Intepretative E-Locution
by Jason Wiens
ENGLISH 307.01 LITERATURE FROM 1700 TO THE PRESENT
INTERPRETIVE E-LOCUTION ASSIGNMENT
Value: 20% of your final grade
Due: Varies (see course schedule)
For this assignment, students will sign up for one of the poems, or part of one of the poems, that we are studying this semester. Students will record themselves reading their selected poem, and upload the audio file to D2L; please see the short guide to recording and uploading MP3 files to D2L. These recordings will comprise an audio anthology of the poems we are studying as a class. Instructors – Dr. Wiens and / or the TAs – will then play the recordings, or part of the recordings, when we study the poems in question. This will avoid the need to put students “on the spot” in asking them to read aloud in class. Since these readings will be shared with tutorial sections, or in some cases the entire class, students are encouraged to take multiple recordings of their readings of the poems until they have one they feel they can share. Creative approaches to these readings, such as “rapping” a poem or performing it in otherwise unorthodox ways, are not only permitted, but encouraged. Students may also use voice alteration applications if they like, but bear in mind that clarity of the reading is necessary in order for the reading to be an effective classroom tool.

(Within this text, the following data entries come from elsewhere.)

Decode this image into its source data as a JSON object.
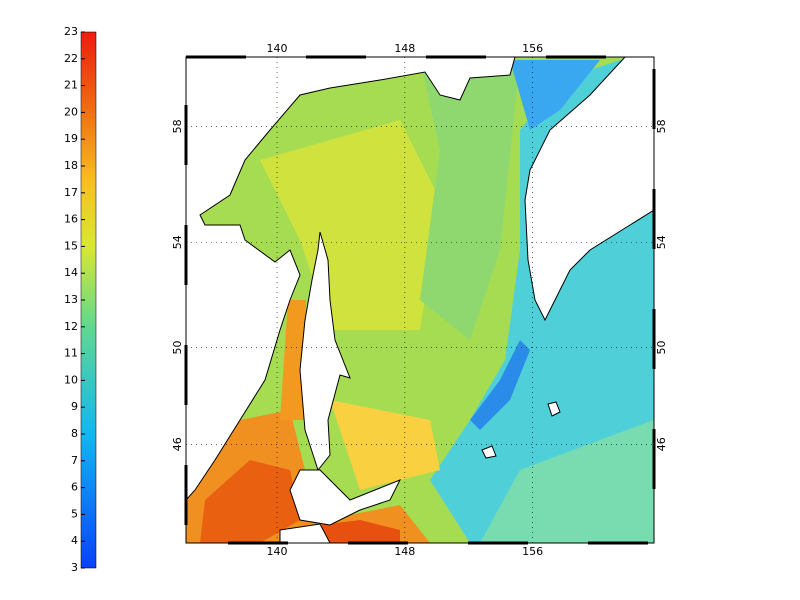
{
  "colorbar": {
    "clim": [
      3,
      23
    ],
    "ticks": [
      3,
      4,
      5,
      6,
      7,
      8,
      9,
      10,
      11,
      12,
      13,
      14,
      15,
      16,
      17,
      18,
      19,
      20,
      21,
      22,
      23
    ]
  },
  "map": {
    "projection": "mercator",
    "xlim": [
      134.3,
      163.6
    ],
    "ylim": [
      41.6,
      60.2
    ],
    "lon_ticks": [
      140,
      148,
      156
    ],
    "lat_ticks": [
      46,
      50,
      54,
      58
    ],
    "grid": true
  }
}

For the second part of the assignment, each student will write a three to four-page (750-1000-word) reflective essay on the decisions they made in their reading of the poem. Reading a poem aloud is to some extent an act of interpretation, and this essay will ask you to make explicit the interpretive decisions you made in your reading of the poem. Some elements to consider include:
- volume, pitch, and frequency: did you adjust these at any points in the poem? Why or why not?
- multiple voices: is there more than one “speaker” in your poem? Did you adjust your voice to reflect these different speakers? Why or why not?

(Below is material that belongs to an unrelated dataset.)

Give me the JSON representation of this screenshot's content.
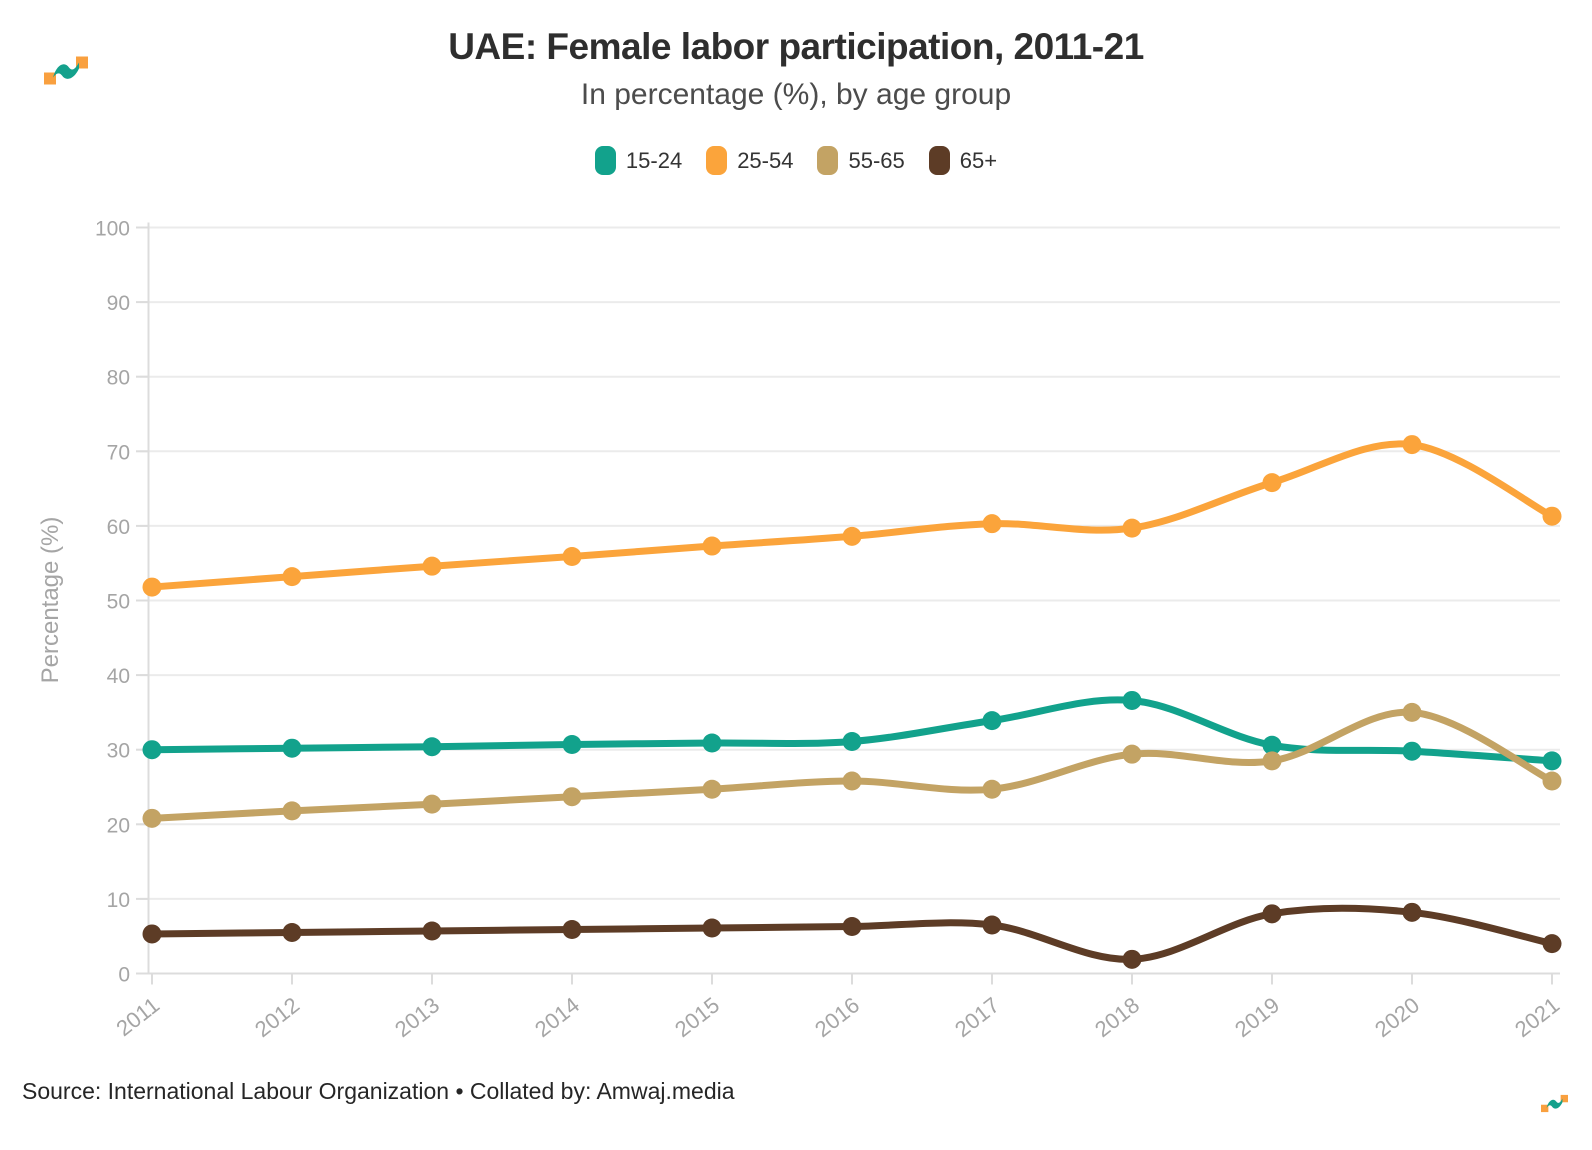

- sound patterns: did your reading reveal or emphasize sound patterns such as rhyme, alliteration, or assonance, or perhaps reveal significance to these sound patterns?

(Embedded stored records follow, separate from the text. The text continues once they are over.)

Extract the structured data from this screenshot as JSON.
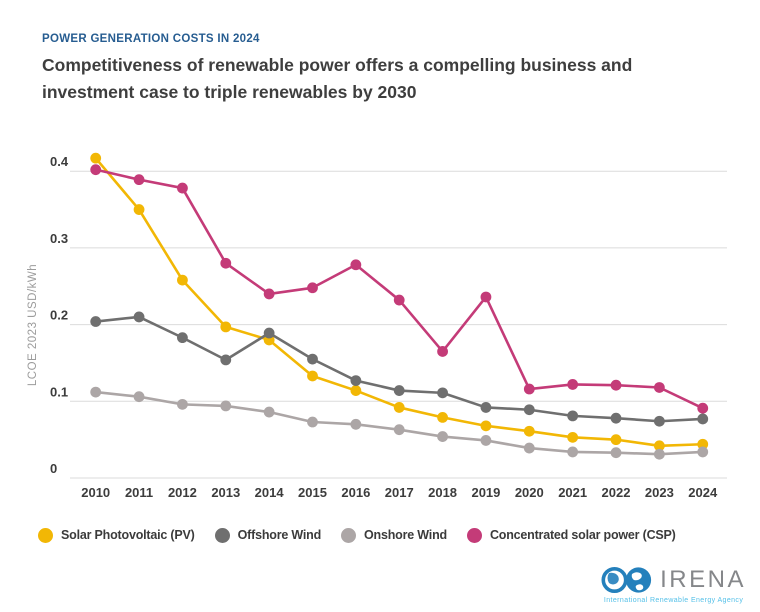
{
  "header": {
    "eyebrow": "POWER GENERATION COSTS IN 2024",
    "title_lines": [
      "Competitiveness of renewable power offers a compelling business and",
      "investment case to triple renewables by 2030"
    ]
  },
  "chart_data": {
    "type": "line",
    "title": "",
    "xlabel": "",
    "ylabel": "LCOE 2023 USD/kWh",
    "x": [
      2010,
      2011,
      2012,
      2013,
      2014,
      2015,
      2016,
      2017,
      2018,
      2019,
      2020,
      2021,
      2022,
      2023,
      2024
    ],
    "ylim": [
      0,
      0.45
    ],
    "yticks": [
      0,
      0.1,
      0.2,
      0.3,
      0.4
    ],
    "grid": true,
    "legend_position": "bottom",
    "series": [
      {
        "name": "Solar Photovoltaic (PV)",
        "color": "#F2B705",
        "values": [
          0.417,
          0.35,
          0.258,
          0.197,
          0.18,
          0.133,
          0.114,
          0.092,
          0.079,
          0.068,
          0.061,
          0.053,
          0.05,
          0.042,
          0.044
        ]
      },
      {
        "name": "Offshore Wind",
        "color": "#6F6F6F",
        "values": [
          0.204,
          0.21,
          0.183,
          0.154,
          0.189,
          0.155,
          0.127,
          0.114,
          0.111,
          0.092,
          0.089,
          0.081,
          0.078,
          0.074,
          0.077
        ]
      },
      {
        "name": "Onshore Wind",
        "color": "#ACA6A6",
        "values": [
          0.112,
          0.106,
          0.096,
          0.094,
          0.086,
          0.073,
          0.07,
          0.063,
          0.054,
          0.049,
          0.039,
          0.034,
          0.033,
          0.031,
          0.034
        ]
      },
      {
        "name": "Concentrated solar power (CSP)",
        "color": "#C43B78",
        "values": [
          0.402,
          0.389,
          0.378,
          0.28,
          0.24,
          0.248,
          0.278,
          0.232,
          0.165,
          0.236,
          0.116,
          0.122,
          0.121,
          0.118,
          0.091
        ]
      }
    ]
  },
  "footer": {
    "brand": "IRENA",
    "tagline": "International Renewable Energy Agency"
  },
  "colors": {
    "eyebrow_blue": "#275D91",
    "title_gray": "#3E3E3E",
    "tick_text": "#3C3C3C",
    "gridline": "#DBDBDB",
    "axis_title": "#9C9C9C",
    "logo_blue": "#2480BC",
    "tagline_blue": "#54C0E8",
    "brand_gray": "#85878A"
  }
}
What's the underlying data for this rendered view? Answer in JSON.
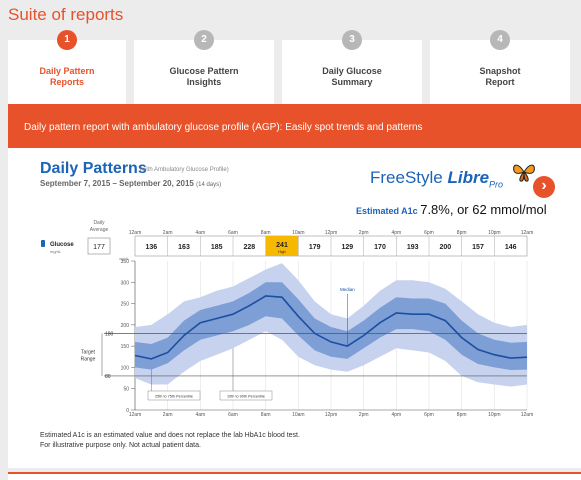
{
  "page_title": "Suite of reports",
  "tabs": [
    {
      "num": "1",
      "label": "Daily Pattern\nReports",
      "active": true
    },
    {
      "num": "2",
      "label": "Glucose Pattern\nInsights",
      "active": false
    },
    {
      "num": "3",
      "label": "Daily Glucose\nSummary",
      "active": false
    },
    {
      "num": "4",
      "label": "Snapshot\nReport",
      "active": false
    }
  ],
  "banner": "Daily pattern report with ambulatory glucose profile (AGP): Easily spot trends and patterns",
  "report": {
    "title": "Daily Patterns",
    "subtitle": "(with Ambulatory Glucose Profile)",
    "dates": "September 7, 2015 – September 20, 2015",
    "days": "(14 days)",
    "brand_main": "FreeStyle ",
    "brand_bold": "Libre",
    "brand_suffix": "Pro",
    "a1c_label": "Estimated A1c",
    "a1c_value": "7.8%, or 62 mmol/mol",
    "daily_average_label": "Daily\nAverage",
    "glucose_label": "Glucose",
    "glucose_unit": "mg/dL",
    "daily_average": "177",
    "notes": [
      "Estimated A1c is an estimated value and does not replace the lab HbA1c blood test.",
      "For illustrative purpose only. Not actual patient data."
    ]
  },
  "colors": {
    "accent": "#e8522a",
    "brand_blue": "#1c64b8",
    "band_outer": "#c7d3ee",
    "band_inner": "#7e9ed6",
    "median": "#1c4fa0",
    "highlight": "#f6b800"
  },
  "icons": {
    "next": "chevron-right-icon",
    "butterfly": "butterfly-icon",
    "sensor": "sensor-icon"
  },
  "chart_data": {
    "type": "line",
    "time_labels": [
      "12am",
      "2am",
      "4am",
      "6am",
      "8am",
      "10am",
      "12pm",
      "2pm",
      "4pm",
      "6pm",
      "8pm",
      "10pm",
      "12am"
    ],
    "bin_values": [
      "136",
      "163",
      "185",
      "228",
      "241",
      "179",
      "129",
      "170",
      "193",
      "200",
      "157",
      "146"
    ],
    "bin_high_index": 4,
    "bin_high_label": "High",
    "y_ticks": [
      "350",
      "300",
      "250",
      "200",
      "150",
      "100",
      "50",
      "0"
    ],
    "y_unit": "mg/dL",
    "ylim": [
      0,
      350
    ],
    "target_range": {
      "low": 80,
      "high": 180,
      "label": "Target\nRange",
      "low_label": "80",
      "high_label": "180"
    },
    "hours": [
      0,
      1,
      2,
      3,
      4,
      5,
      6,
      7,
      8,
      9,
      10,
      11,
      12,
      13,
      14,
      15,
      16,
      17,
      18,
      19,
      20,
      21,
      22,
      23,
      24
    ],
    "median": [
      128,
      120,
      135,
      175,
      205,
      215,
      225,
      245,
      268,
      265,
      220,
      180,
      160,
      150,
      175,
      205,
      228,
      225,
      225,
      210,
      170,
      142,
      130,
      122,
      124
    ],
    "p25": [
      100,
      95,
      110,
      140,
      165,
      175,
      185,
      200,
      220,
      215,
      175,
      140,
      125,
      120,
      145,
      170,
      190,
      190,
      185,
      165,
      130,
      108,
      100,
      94,
      95
    ],
    "p75": [
      160,
      155,
      170,
      210,
      235,
      245,
      255,
      275,
      300,
      300,
      260,
      215,
      195,
      185,
      210,
      240,
      265,
      262,
      262,
      250,
      210,
      180,
      165,
      158,
      160
    ],
    "p10": [
      75,
      60,
      60,
      90,
      115,
      130,
      145,
      165,
      185,
      165,
      125,
      105,
      95,
      90,
      105,
      125,
      145,
      140,
      135,
      115,
      80,
      65,
      60,
      55,
      60
    ],
    "p90": [
      195,
      200,
      225,
      255,
      265,
      280,
      290,
      310,
      330,
      345,
      305,
      255,
      225,
      215,
      245,
      280,
      305,
      305,
      300,
      285,
      255,
      225,
      205,
      195,
      200
    ],
    "annotations": {
      "median": "Median",
      "p25_75": "25th to 75th Percentile",
      "p10_90": "10th to 90th Percentile"
    }
  }
}
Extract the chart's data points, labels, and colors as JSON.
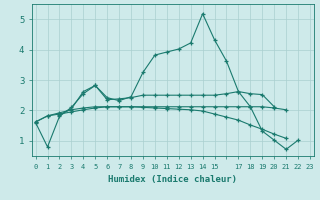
{
  "xlabel": "Humidex (Indice chaleur)",
  "bg_color": "#ceeaea",
  "line_color": "#1a7a6e",
  "grid_color": "#aacfcf",
  "ylim": [
    0.5,
    5.5
  ],
  "yticks": [
    1,
    2,
    3,
    4,
    5
  ],
  "xlim": [
    -0.3,
    23.3
  ],
  "x_ticks": [
    0,
    1,
    2,
    3,
    4,
    5,
    6,
    7,
    8,
    9,
    10,
    11,
    12,
    13,
    14,
    15,
    16,
    17,
    18,
    19,
    20,
    21,
    22,
    23
  ],
  "x_tick_labels": [
    "0",
    "1",
    "2",
    "3",
    "4",
    "5",
    "6",
    "7",
    "8",
    "9",
    "10",
    "11",
    "12",
    "13",
    "14",
    "15",
    "",
    "17",
    "18",
    "19",
    "20",
    "21",
    "22",
    "23"
  ],
  "lines": [
    {
      "x": [
        0,
        1,
        2,
        3,
        4,
        5,
        6,
        7,
        8,
        9,
        10,
        11,
        12,
        13,
        14,
        15,
        16,
        17,
        18,
        19,
        20,
        21,
        22
      ],
      "y": [
        1.6,
        0.8,
        1.8,
        2.1,
        2.55,
        2.82,
        2.42,
        2.32,
        2.45,
        3.25,
        3.82,
        3.92,
        4.02,
        4.22,
        5.18,
        4.32,
        3.62,
        2.62,
        2.12,
        1.32,
        1.02,
        0.72,
        1.02
      ]
    },
    {
      "x": [
        2,
        3,
        4,
        5,
        6,
        7,
        8,
        9,
        10,
        11,
        12,
        13,
        14,
        15,
        16,
        17,
        18,
        19,
        20
      ],
      "y": [
        1.85,
        2.05,
        2.62,
        2.82,
        2.35,
        2.38,
        2.42,
        2.5,
        2.5,
        2.5,
        2.5,
        2.5,
        2.5,
        2.5,
        2.55,
        2.62,
        2.55,
        2.52,
        2.12
      ]
    },
    {
      "x": [
        0,
        1,
        2,
        3,
        4,
        5,
        6,
        7,
        8,
        9,
        10,
        11,
        12,
        13,
        14,
        15,
        16,
        17,
        18,
        19,
        20,
        21
      ],
      "y": [
        1.62,
        1.82,
        1.92,
        2.02,
        2.08,
        2.12,
        2.12,
        2.12,
        2.12,
        2.12,
        2.12,
        2.12,
        2.12,
        2.12,
        2.12,
        2.12,
        2.12,
        2.12,
        2.12,
        2.12,
        2.08,
        2.02
      ]
    },
    {
      "x": [
        0,
        1,
        2,
        3,
        4,
        5,
        6,
        7,
        8,
        9,
        10,
        11,
        12,
        13,
        14,
        15,
        16,
        17,
        18,
        19,
        20,
        21
      ],
      "y": [
        1.62,
        1.82,
        1.88,
        1.95,
        2.02,
        2.08,
        2.12,
        2.12,
        2.12,
        2.1,
        2.08,
        2.06,
        2.04,
        2.02,
        1.98,
        1.88,
        1.78,
        1.68,
        1.52,
        1.38,
        1.22,
        1.08
      ]
    }
  ]
}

- spacing: in some poems, especially contemporary ones, space on the page is manipulated in significant ways. How did you account for this in your reading?
- line breaks, enjambment, and caesurae: did your reading reveal significance to these elements?
- punctuation and capitalization: in poems that use unorthodox punctuation and / or capitalization, was this reflected in your reading of the poem? Why or why not?
The most successful papers will attempt to tie a discussion of interpretive decisions made in reading the poem to an interpretive thesis about the poem as a whole. What is the poem saying or doing? Why did the poet employ the technology of poetry to say or do this? Students who choose to read their poem in an unorthodox manner should include some discussion of why they chose to read the poem in that way in their paper.
Students may be called upon to share with the class why they made some of the decisions they did in their reading of their poem; students who are not present when their poem is discussed will incur a third of a letter grade penalty. You will be submitting these assignments to the TA of your assigned tutorial; your TA will let you know whether or not you may submit the essay electronically, or if a hard copy is required.